Oddly, though, scores of bands who owe their existence to Black Sabbath have focused only on the band’s most superficial qualities. With countless Sabbath covers attempted by everyone from Charles Bradley to Cannibal Corpse, it’s telling that so many marquee hard-rock acts—Soundgarden, Kyuss, Faith No More, Metallica, Pantera, White Zombie, Al Jourgensen, Weezer, etc., etc.—haven’t come close to capturing the nuance or dynamics of the originals. Which indicates that there’s something about Black Sabbath that’s impossible to pin down, much less replicate. And anyone who sees the band according to a confining definition of metal is in for a world of surprise with Sabotage, an album that’s every bit as flamboyant and strange as the band looks on the cover, dressed in a motley assortment of loud ‘70s clothing—except that the music has aged far better than the outfits.

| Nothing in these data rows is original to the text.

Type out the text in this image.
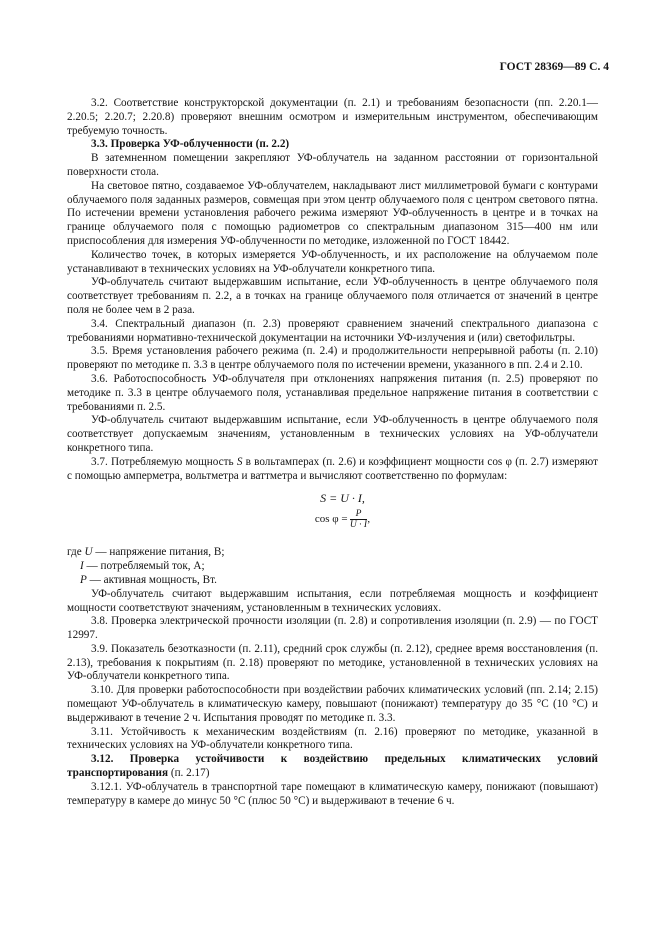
ГОСТ 28369—89 С. 4

3.2. Соответствие конструкторской документации (п. 2.1) и требованиям безопасности (пп. 2.20.1—2.20.5; 2.20.7; 2.20.8) проверяют внешним осмотром и измерительным инструментом, обеспечивающим требуемую точность.

3.3. Проверка УФ-облученности (п. 2.2)

В затемненном помещении закрепляют УФ-облучатель на заданном расстоянии от горизонтальной поверхности стола.

На световое пятно, создаваемое УФ-облучателем, накладывают лист миллиметровой бумаги с контурами облучаемого поля заданных размеров, совмещая при этом центр облучаемого поля с центром светового пятна. По истечении времени установления рабочего режима измеряют УФ-облученность в центре и в точках на границе облучаемого поля с помощью радиометров со спектральным диапазоном 315—400 нм или приспособления для измерения УФ-облученности по методике, изложенной по ГОСТ 18442.

Количество точек, в которых измеряется УФ-облученность, и их расположение на облучаемом поле устанавливают в технических условиях на УФ-облучатели конкретного типа.

УФ-облучатель считают выдержавшим испытание, если УФ-облученность в центре облучаемого поля соответствует требованиям п. 2.2, а в точках на границе облучаемого поля отличается от значений в центре поля не более чем в 2 раза.

3.4. Спектральный диапазон (п. 2.3) проверяют сравнением значений спектрального диапазона с требованиями нормативно-технической документации на источники УФ-излучения и (или) светофильтры.

3.5. Время установления рабочего режима (п. 2.4) и продолжительности непрерывной работы (п. 2.10) проверяют по методике п. 3.3 в центре облучаемого поля по истечении времени, указанного в пп. 2.4 и 2.10.

3.6. Работоспособность УФ-облучателя при отклонениях напряжения питания (п. 2.5) проверяют по методике п. 3.3 в центре облучаемого поля, устанавливая предельное напряжение питания в соответствии с требованиями п. 2.5.

УФ-облучатель считают выдержавшим испытание, если УФ-облученность в центре облучаемого поля соответствует допускаемым значениям, установленным в технических условиях на УФ-облучатели конкретного типа.

3.7. Потребляемую мощность S в вольтамперах (п. 2.6) и коэффициент мощности cos φ (п. 2.7) измеряют с помощью амперметра, вольтметра и ваттметра и вычисляют соответственно по формулам:

S = U · I,
$\cos \varphi = \frac{P}{U \cdot I}$ ,

где U — напряжение питания, В;

I — потребляемый ток, А;

P — активная мощность, Вт.

УФ-облучатель считают выдержавшим испытания, если потребляемая мощность и коэффициент мощности соответствуют значениям, установленным в технических условиях.

3.8. Проверка электрической прочности изоляции (п. 2.8) и сопротивления изоляции (п. 2.9) — по ГОСТ 12997.

3.9. Показатель безотказности (п. 2.11), средний срок службы (п. 2.12), среднее время восстановления (п. 2.13), требования к покрытиям (п. 2.18) проверяют по методике, установленной в технических условиях на УФ-облучатели конкретного типа.

3.10. Для проверки работоспособности при воздействии рабочих климатических условий (пп. 2.14; 2.15) помещают УФ-облучатель в климатическую камеру, повышают (понижают) температуру до 35 °C (10 °C) и выдерживают в течение 2 ч. Испытания проводят по методике п. 3.3.

3.11. Устойчивость к механическим воздействиям (п. 2.16) проверяют по методике, указанной в технических условиях на УФ-облучатели конкретного типа.

3.12. Проверка устойчивости к воздействию предельных климатических условий транспортирования (п. 2.17)

3.12.1. УФ-облучатель в транспортной таре помещают в климатическую камеру, понижают (повышают) температуру в камере до минус 50 °C (плюс 50 °C) и выдерживают в течение 6 ч.
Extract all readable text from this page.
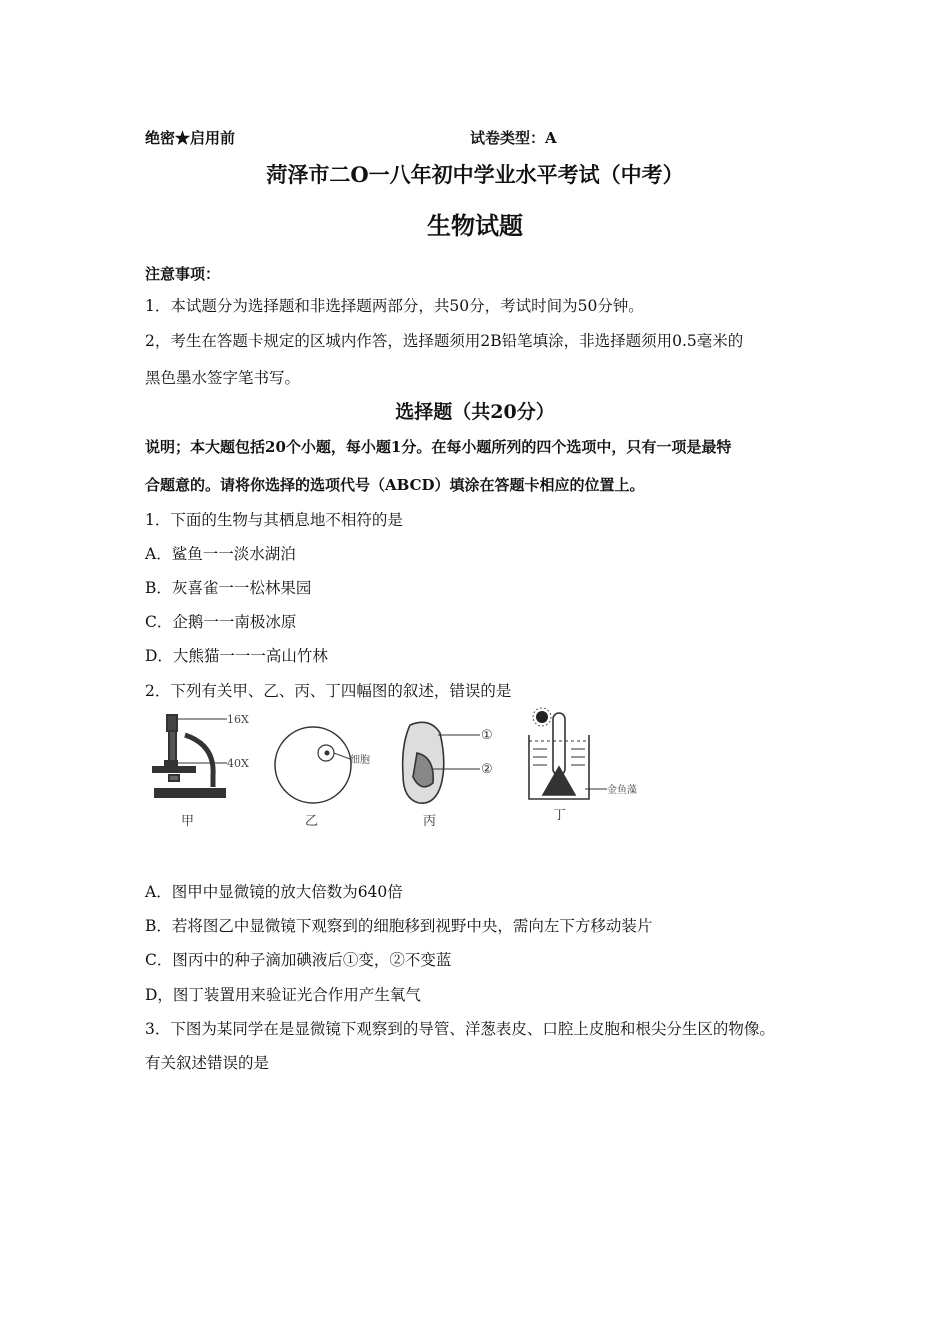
绝密★启用前	试卷类型：A
菏泽市二O一八年初中学业水平考试（中考）
生物试题
注意事项：
1．本试题分为选择题和非选择题两部分，共50分，考试时间为50分钟。
2，考生在答题卡规定的区城内作答，选择题须用2B铅笔填涂，非选择题须用0.5毫米的
黑色墨水签字笔书写。
选择题（共20分）
说明；本大题包括20个小题，每小题1分。在每小题所列的四个选项中，只有一项是最特
合题意的。请将你选择的选项代号（ABCD）填涂在答题卡相应的位置上。
1．下面的生物与其栖息地不相符的是
A．鲨鱼一一淡水湖泊
B．灰喜雀一一松林果园
C．企鹅一一南极冰原
D．大熊猫一一一高山竹林
2．下列有关甲、乙、丙、丁四幅图的叙述，错误的是
16X
40X
甲
细胞
乙
①
②
丙
金鱼藻
丁
A．图甲中显微镜的放大倍数为640倍
B．若将图乙中显微镜下观察到的细胞移到视野中央，需向左下方移动装片
C．图丙中的种子滴加碘液后①变，②不变蓝
D，图丁装置用来验证光合作用产生氧气
3．下图为某同学在是显微镜下观察到的导管、洋葱表皮、口腔上皮胞和根尖分生区的物像。
有关叙述错误的是
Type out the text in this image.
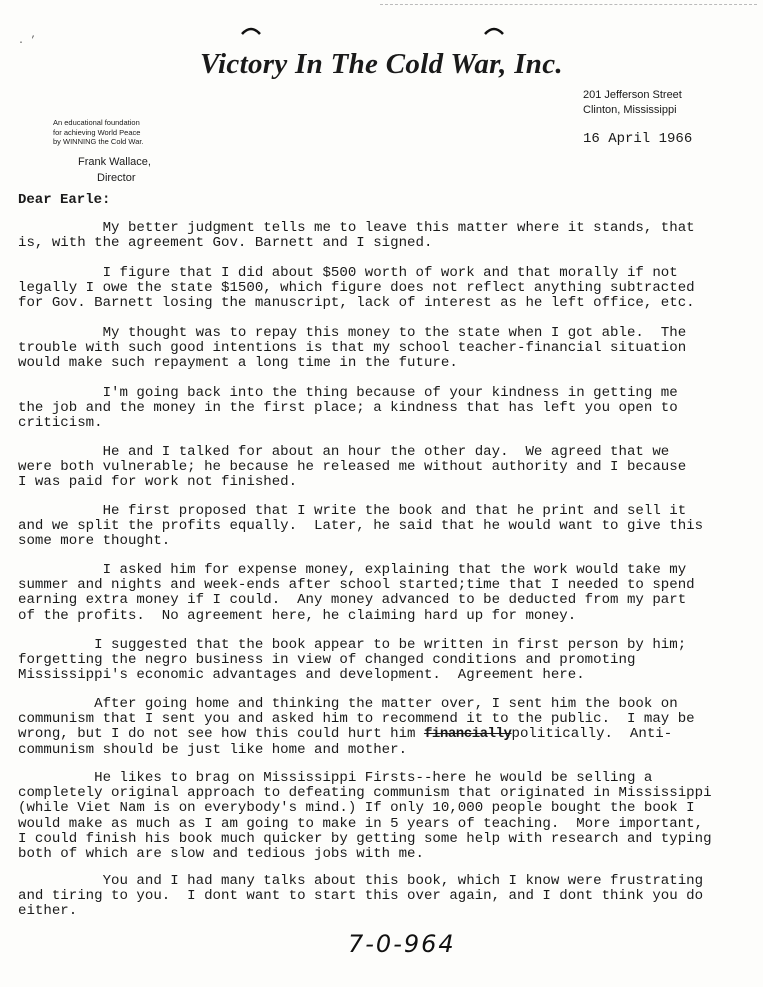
. ’
Victory In The Cold War, Inc.
201 Jefferson Street
Clinton, Mississippi
16 April 1966
An educational foundation
for achieving World Peace
by WINNING the Cold War.
Frank Wallace,
Director
Dear Earle:
My better judgment tells me to leave this matter where it stands, that
is, with the agreement Gov. Barnett and I signed.
I figure that I did about $500 worth of work and that morally if not
legally I owe the state $1500, which figure does not reflect anything subtracted
for Gov. Barnett losing the manuscript, lack of interest as he left office, etc.
My thought was to repay this money to the state when I got able.  The
trouble with such good intentions is that my school teacher-financial situation
would make such repayment a long time in the future.
I'm going back into the thing because of your kindness in getting me
the job and the money in the first place; a kindness that has left you open to
criticism.
He and I talked for about an hour the other day.  We agreed that we
were both vulnerable; he because he released me without authority and I because
I was paid for work not finished.
He first proposed that I write the book and that he print and sell it
and we split the profits equally.  Later, he said that he would want to give this
some more thought.
I asked him for expense money, explaining that the work would take my
summer and nights and week-ends after school started;time that I needed to spend
earning extra money if I could.  Any money advanced to be deducted from my part
of the profits.  No agreement here, he claiming hard up for money.
I suggested that the book appear to be written in first person by him;
forgetting the negro business in view of changed conditions and promoting
Mississippi's economic advantages and development.  Agreement here.
After going home and thinking the matter over, I sent him the book on
communism that I sent you and asked him to recommend it to the public.  I may be
wrong, but I do not see how this could hurt him financiallypolitically.  Anti-
communism should be just like home and mother.
He likes to brag on Mississippi Firsts--here he would be selling a
completely original approach to defeating communism that originated in Mississippi
(while Viet Nam is on everybody's mind.) If only 10,000 people bought the book I
would make as much as I am going to make in 5 years of teaching.  More important,
I could finish his book much quicker by getting some help with research and typing
both of which are slow and tedious jobs with me.
You and I had many talks about this book, which I know were frustrating
and tiring to you.  I dont want to start this over again, and I dont think you do
either.
7-0-964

For simplicity’s sake, Black Sabbath’s classic-era work with original vocalist Ozzy Osbourne divides into two distinct periods: a four-album block consisting mainly of the metallic, funereal style the band is celebrated for, and another four-album block of more exploratory material that showcases Sabbath stretching out in myriad directions. That said, the first four albums can hardly be considered one-dimensional affairs. At points, Black Sabbath (1970), Paranoid (1970), Master of Reality (1971) and Vol. 4 (1972) all deviate sharply from the forbidding ambience that so impressed the band’s musical heirs. And even when those albums stick to a uniform approach, they contain an enormous amount of texture—not to mention residual traces of the band’s roots in blues, psychedelia and jazz along with splashes of hippie flower-power sentiment that add yet more contours to the music.